The paper entitled “Deep Learning and Factor Investing in China’s Stock Market, a GAN-based Approach”, which was jointly written by our school’s Professor Jiang Fuwei, as well as Ma Tian, a PhD degree candidate of our school, and Tang Guohao, Associate Professor of the College of Finance and Statistics, Hunan University, has been officially accepted by the China Economic Quarterly.
With the advancement of cloud computing over the Internet and other technologies, deep neural network models have found extensive applications in various industries. As a representative of unsupervised deep learning, generative adversarial network (GAN) models have been successfully applied in image and video generation. There are few literatures on research using GAN models in China’s financial field. This paper applies GAN in China’s stock market for the first time, meanwhile emphasizes the economic theory considerations and endeavors behind deep learning. Compared with advanced foreign markets, China’s stock market faces great participation by retail investors and large market volatility. For our GAN models, the discriminator system makes model adaptation more dynamic, which not only preserves the trend terms of the time-series data through the memory unit in the generator, but also further filters the noise through the discriminator when facing a new period of sample data. The empirical results find that the GAN models are much better than the classical linear models in both stock return prediction and factor investing.
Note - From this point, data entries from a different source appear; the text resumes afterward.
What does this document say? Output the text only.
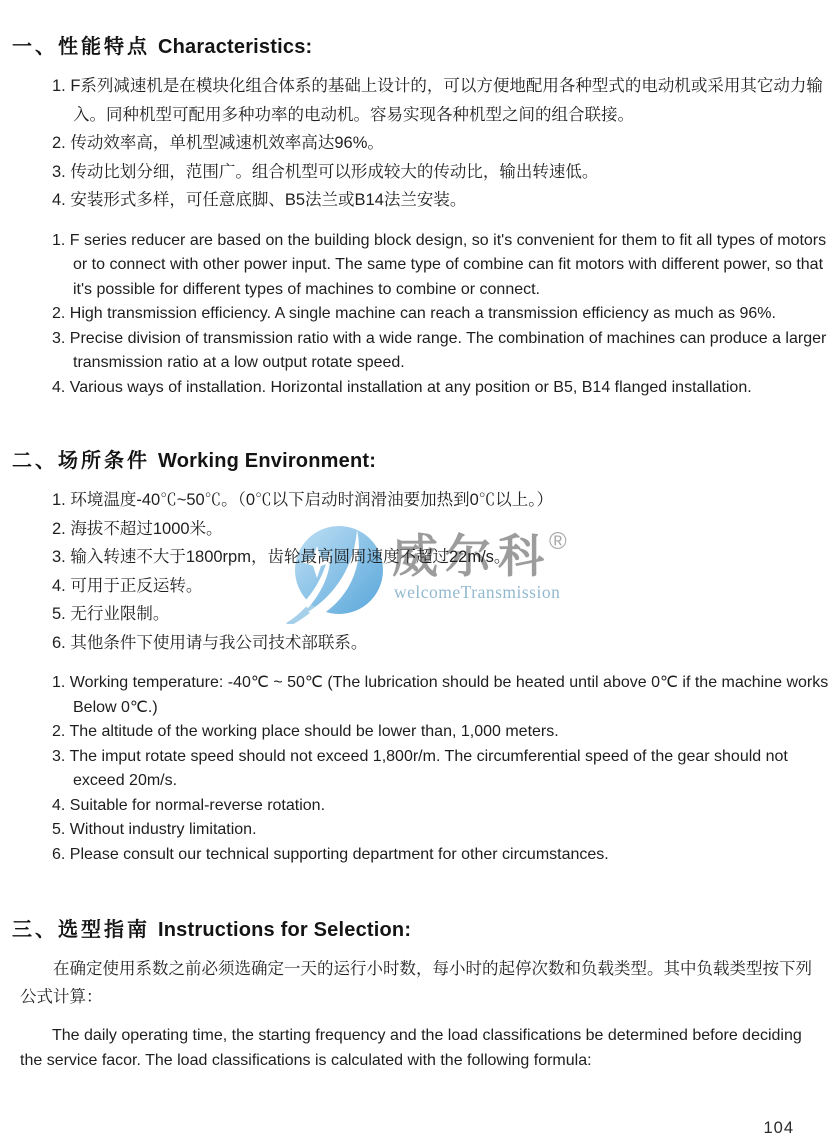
威尔科
®
welcomeTransmission
一、性能特点 Characteristics:
1. F系列减速机是在模块化组合体系的基础上设计的，可以方便地配用各种型式的电动机或采用其它动力输入。同种机型可配用多种功率的电动机。容易实现各种机型之间的组合联接。
2. 传动效率高，单机型减速机效率高达96%。
3. 传动比划分细，范围广。组合机型可以形成较大的传动比，输出转速低。
4. 安装形式多样，可任意底脚、B5法兰或B14法兰安装。
1. F series reducer are based on the building block design, so it's convenient for them to fit all types of motors or to connect with other power input. The same type of combine can fit motors with different power, so that it's possible for different types of machines to combine or connect.
2. High transmission efficiency. A single machine can reach a transmission efficiency as much as 96%.
3. Precise division of transmission ratio with a wide range. The combination of machines can produce a larger transmission ratio at a low output rotate speed.
4. Various ways of installation. Horizontal installation at any position or B5, B14 flanged installation.
二、场所条件 Working Environment:
1. 环境温度-40℃~50℃。（0℃以下启动时润滑油要加热到0℃以上。）
2. 海拔不超过1000米。
3. 输入转速不大于1800rpm，齿轮最高圆周速度不超过22m/s。
4. 可用于正反运转。
5. 无行业限制。
6. 其他条件下使用请与我公司技术部联系。
1. Working temperature: -40℃ ~ 50℃ (The lubrication should be heated until above 0℃ if the machine works Below 0℃.)
2. The altitude of the working place should be lower than, 1,000 meters.
3. The imput rotate speed should not exceed 1,800r/m. The circumferential speed of the gear should not exceed 20m/s.
4. Suitable for normal-reverse rotation.
5. Without industry limitation.
6. Please consult our technical supporting department for other circumstances.
三、选型指南 Instructions for Selection:

在确定使用系数之前必须选确定一天的运行小时数，每小时的起停次数和负载类型。其中负载类型按下列公式计算：

The daily operating time, the starting frequency and the load classifications be determined before deciding the service facor. The load classifications is calculated with the following formula:

104
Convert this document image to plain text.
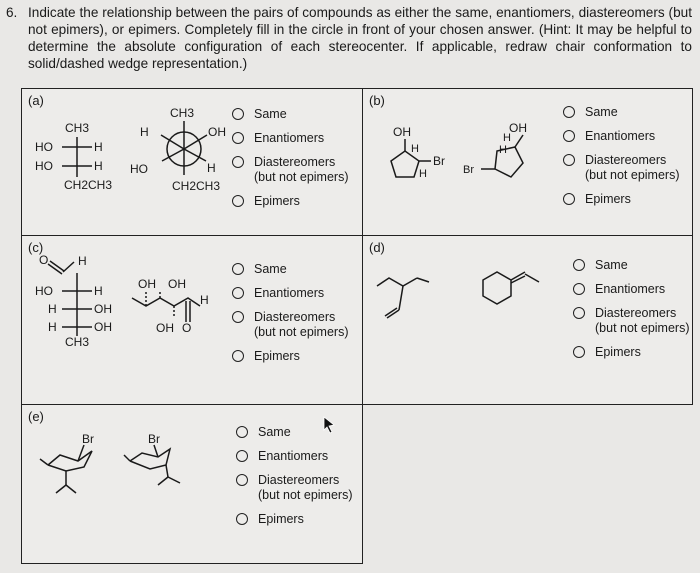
6. Indicate the relationship between the pairs of compounds as either the same, enantiomers, diastereomers (but not epimers), or epimers. Completely fill in the circle in front of your chosen answer. (Hint: It may be helpful to determine the absolute configuration of each stereocenter. If applicable, redraw chair conformation to solid/dashed wedge representation.)
(a)
CH3
HO	H
HO	H
CH2CH3
CH3
H	OH
HO	H
CH2CH3
Same
Enantiomers
Diastereomers
(but not epimers)
Epimers
(b)
OH
H
Br
H
OH
H
H
Br
Same
Enantiomers
Diastereomers
(but not epimers)
Epimers
(c)
O H
HO	H
H	OH
H	OH
CH3
OH OH
H
OH O
Same
Enantiomers
Diastereomers
(but not epimers)
Epimers
(d)
Same
Enantiomers
Diastereomers
(but not epimers)
Epimers
(e)
Br	Br	Same
Enantiomers
Diastereomers
(but not epimers)
Epimers
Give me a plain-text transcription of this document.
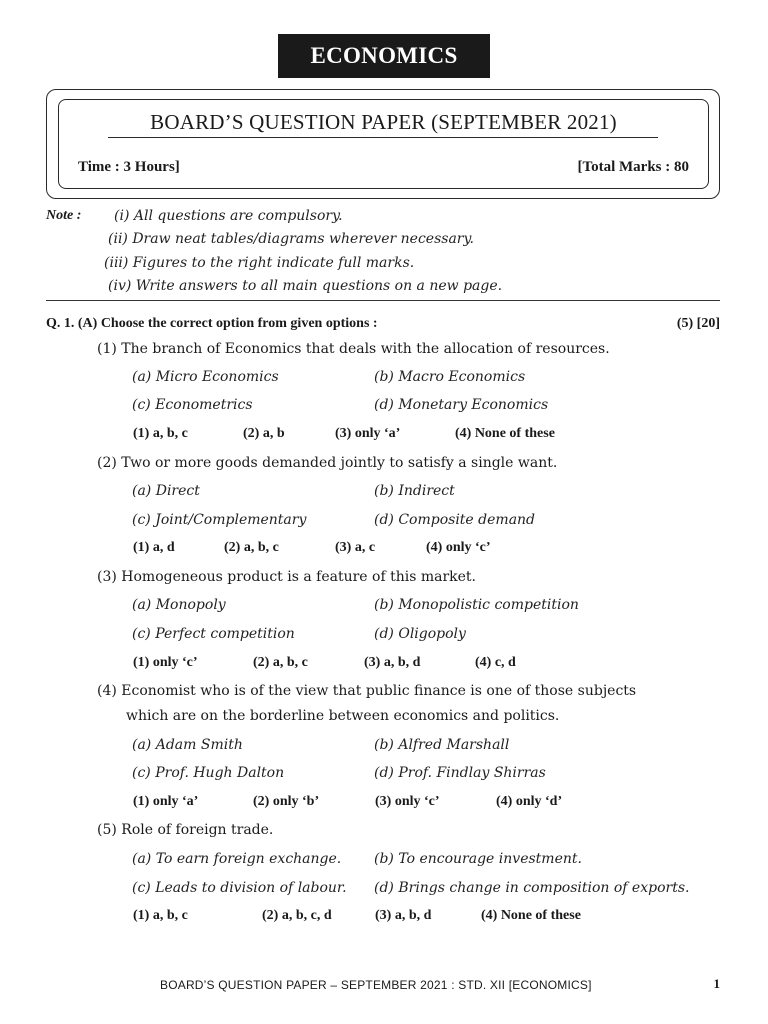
ECONOMICS
BOARD’S QUESTION PAPER (SEPTEMBER 2021)
Time : 3 Hours]	[Total Marks : 80
Note : (i) All questions are compulsory.
(ii) Draw neat tables/diagrams wherever necessary.
(iii) Figures to the right indicate full marks.
(iv) Write answers to all main questions on a new page.
Q. 1. (A) Choose the correct option from given options :	(5) [20]
(1) The branch of Economics that deals with the allocation of resources.
(a) Micro Economics	(b) Macro Economics
(c) Econometrics	(d) Monetary Economics
(1) a, b, c	(2) a, b	(3) only ‘a’	(4) None of these
(2) Two or more goods demanded jointly to satisfy a single want.
(a) Direct	(b) Indirect
(c) Joint/Complementary	(d) Composite demand
(1) a, d	(2) a, b, c	(3) a, c	(4) only ‘c’
(3) Homogeneous product is a feature of this market.
(a) Monopoly	(b) Monopolistic competition
(c) Perfect competition	(d) Oligopoly
(1) only ‘c’	(2) a, b, c	(3) a, b, d	(4) c, d
(4) Economist who is of the view that public finance is one of those subjects
which are on the borderline between economics and politics.
(a) Adam Smith	(b) Alfred Marshall
(c) Prof. Hugh Dalton	(d) Prof. Findlay Shirras
(1) only ‘a’	(2) only ‘b’	(3) only ‘c’	(4) only ‘d’
(5) Role of foreign trade.
(a) To earn foreign exchange. (b) To encourage investment.
(c) Leads to division of labour. (d) Brings change in composition of exports.
(1) a, b, c	(2) a, b, c, d	(3) a, b, d	(4) None of these
BOARD’S QUESTION PAPER – SEPTEMBER 2021 : STD. XII [ECONOMICS]	1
By using the predictive value ranking method for portfolio construction, we find that the monthly average return and Sharpe ratio of long-short portfolios are 1.13% and 0.71, respectively, which are better than other models, and the FF3- and FF5-model excess returns are also significant.
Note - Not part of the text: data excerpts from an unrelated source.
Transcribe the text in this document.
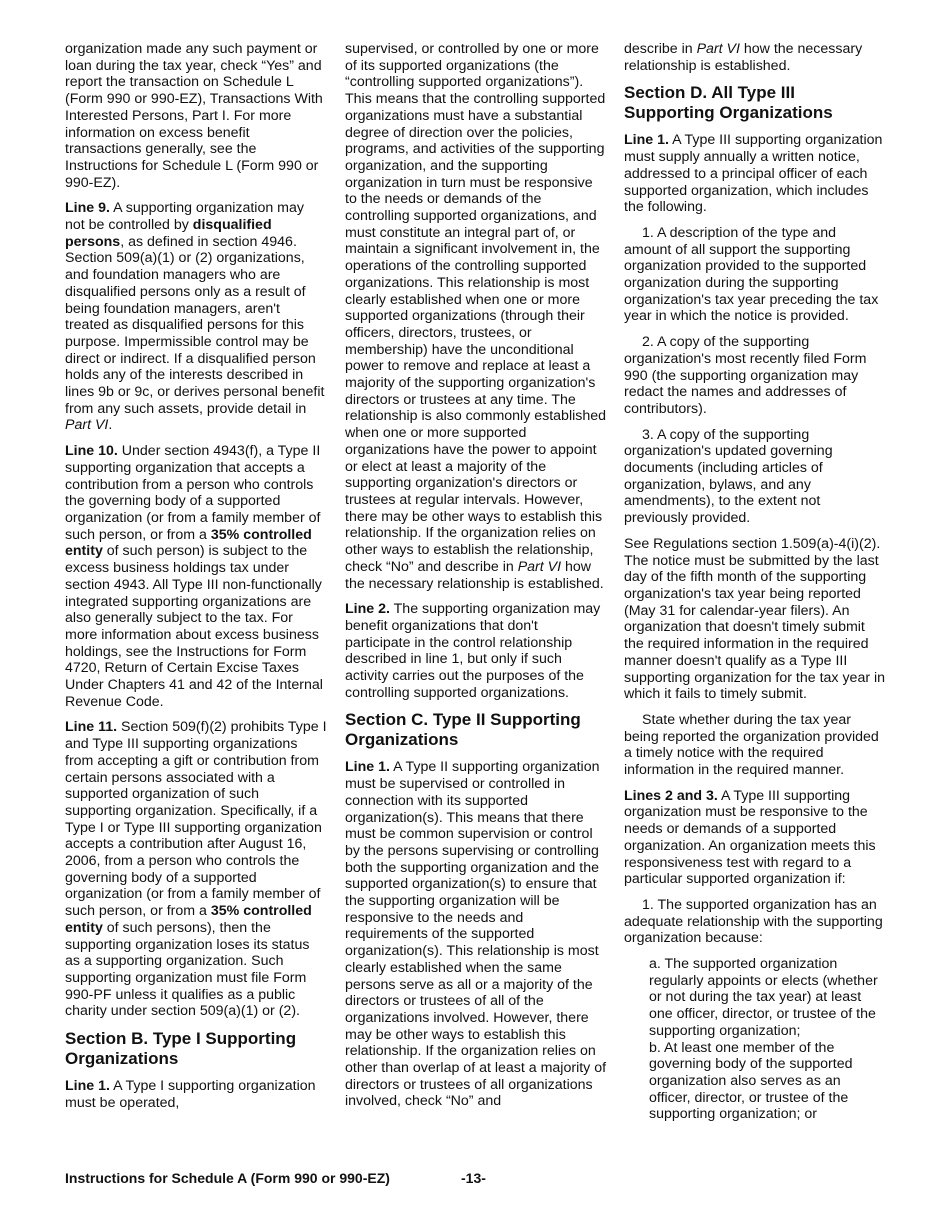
organization made any such payment or loan during the tax year, check “Yes” and report the transaction on Schedule L (Form 990 or 990-EZ), Transactions With Interested Persons, Part I. For more information on excess benefit transactions generally, see the Instructions for Schedule L (Form 990 or 990-EZ).

Line 9. A supporting organization may not be controlled by disqualified persons, as defined in section 4946. Section 509(a)(1) or (2) organizations, and foundation managers who are disqualified persons only as a result of being foundation managers, aren't treated as disqualified persons for this purpose. Impermissible control may be direct or indirect. If a disqualified person holds any of the interests described in lines 9b or 9c, or derives personal benefit from any such assets, provide detail in Part VI.

Line 10. Under section 4943(f), a Type II supporting organization that accepts a contribution from a person who controls the governing body of a supported organization (or from a family member of such person, or from a 35% controlled entity of such person) is subject to the excess business holdings tax under section 4943. All Type III non-functionally integrated supporting organizations are also generally subject to the tax. For more information about excess business holdings, see the Instructions for Form 4720, Return of Certain Excise Taxes Under Chapters 41 and 42 of the Internal Revenue Code.

Line 11. Section 509(f)(2) prohibits Type I and Type III supporting organizations from accepting a gift or contribution from certain persons associated with a supported organization of such supporting organization. Specifically, if a Type I or Type III supporting organization accepts a contribution after August 16, 2006, from a person who controls the governing body of a supported organization (or from a family member of such person, or from a 35% controlled entity of such persons), then the supporting organization loses its status as a supporting organization. Such supporting organization must file Form 990-PF unless it qualifies as a public charity under section 509(a)(1) or (2).

Section B. Type I Supporting Organizations

Line 1. A Type I supporting organization must be operated,

supervised, or controlled by one or more of its supported organizations (the “controlling supported organizations”). This means that the controlling supported organizations must have a substantial degree of direction over the policies, programs, and activities of the supporting organization, and the supporting organization in turn must be responsive to the needs or demands of the controlling supported organizations, and must constitute an integral part of, or maintain a significant involvement in, the operations of the controlling supported organizations. This relationship is most clearly established when one or more supported organizations (through their officers, directors, trustees, or membership) have the unconditional power to remove and replace at least a majority of the supporting organization's directors or trustees at any time. The relationship is also commonly established when one or more supported organizations have the power to appoint or elect at least a majority of the supporting organization's directors or trustees at regular intervals. However, there may be other ways to establish this relationship. If the organization relies on other ways to establish the relationship, check “No” and describe in Part VI how the necessary relationship is established.

Line 2. The supporting organization may benefit organizations that don't participate in the control relationship described in line 1, but only if such activity carries out the purposes of the controlling supported organizations.

Section C. Type II Supporting Organizations

Line 1. A Type II supporting organization must be supervised or controlled in connection with its supported organization(s). This means that there must be common supervision or control by the persons supervising or controlling both the supporting organization and the supported organization(s) to ensure that the supporting organization will be responsive to the needs and requirements of the supported organization(s). This relationship is most clearly established when the same persons serve as all or a majority of the directors or trustees of all of the organizations involved. However, there may be other ways to establish this relationship. If the organization relies on other than overlap of at least a majority of directors or trustees of all organizations involved, check “No” and

describe in Part VI how the necessary relationship is established.

Section D. All Type III Supporting Organizations

Line 1. A Type III supporting organization must supply annually a written notice, addressed to a principal officer of each supported organization, which includes the following.

1. A description of the type and amount of all support the supporting organization provided to the supported organization during the supporting organization's tax year preceding the tax year in which the notice is provided.

2. A copy of the supporting organization's most recently filed Form 990 (the supporting organization may redact the names and addresses of contributors).

3. A copy of the supporting organization's updated governing documents (including articles of organization, bylaws, and any amendments), to the extent not previously provided.

See Regulations section 1.509(a)-4(i)(2). The notice must be submitted by the last day of the fifth month of the supporting organization's tax year being reported (May 31 for calendar-year filers). An organization that doesn't timely submit the required information in the required manner doesn't qualify as a Type III supporting organization for the tax year in which it fails to timely submit.

State whether during the tax year being reported the organization provided a timely notice with the required information in the required manner.

Lines 2 and 3. A Type III supporting organization must be responsive to the needs or demands of a supported organization. An organization meets this responsiveness test with regard to a particular supported organization if:

1. The supported organization has an adequate relationship with the supporting organization because:

a. The supported organization regularly appoints or elects (whether or not during the tax year) at least one officer, director, or trustee of the supporting organization;

b. At least one member of the governing body of the supported organization also serves as an officer, director, or trustee of the supporting organization; or

Instructions for Schedule A (Form 990 or 990-EZ)	-13-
The paper also examines the economic theory mechanism behind the deep learning. Portfolio analysis finds that technology stocks have higher returns than stocks of traditional sectors. Factor importance analysis shows that the most important characteristic factors are related to three categories: price and volume trend indicators, liquidity indicators, and fundamental indicators. Under the mis-valuation hypothesis, deep learning models are more effective in stocks with low financial friction, low volatility and high liquidity. Macroeconomic condition analysis, which is based on the demonstration from multiple perspectives like macroeconomic activity, economic policy and financial market uncertainty, and investor sentiment, finds that deep learning models can effectively capture the potential risk factors in China’s macroeconomic or financial markets. Micro analysis of corporate situation finds that the deep learning models can effectively predict the fundamentals such as earnings, revenue and cash flow in the short and medium term (within a year).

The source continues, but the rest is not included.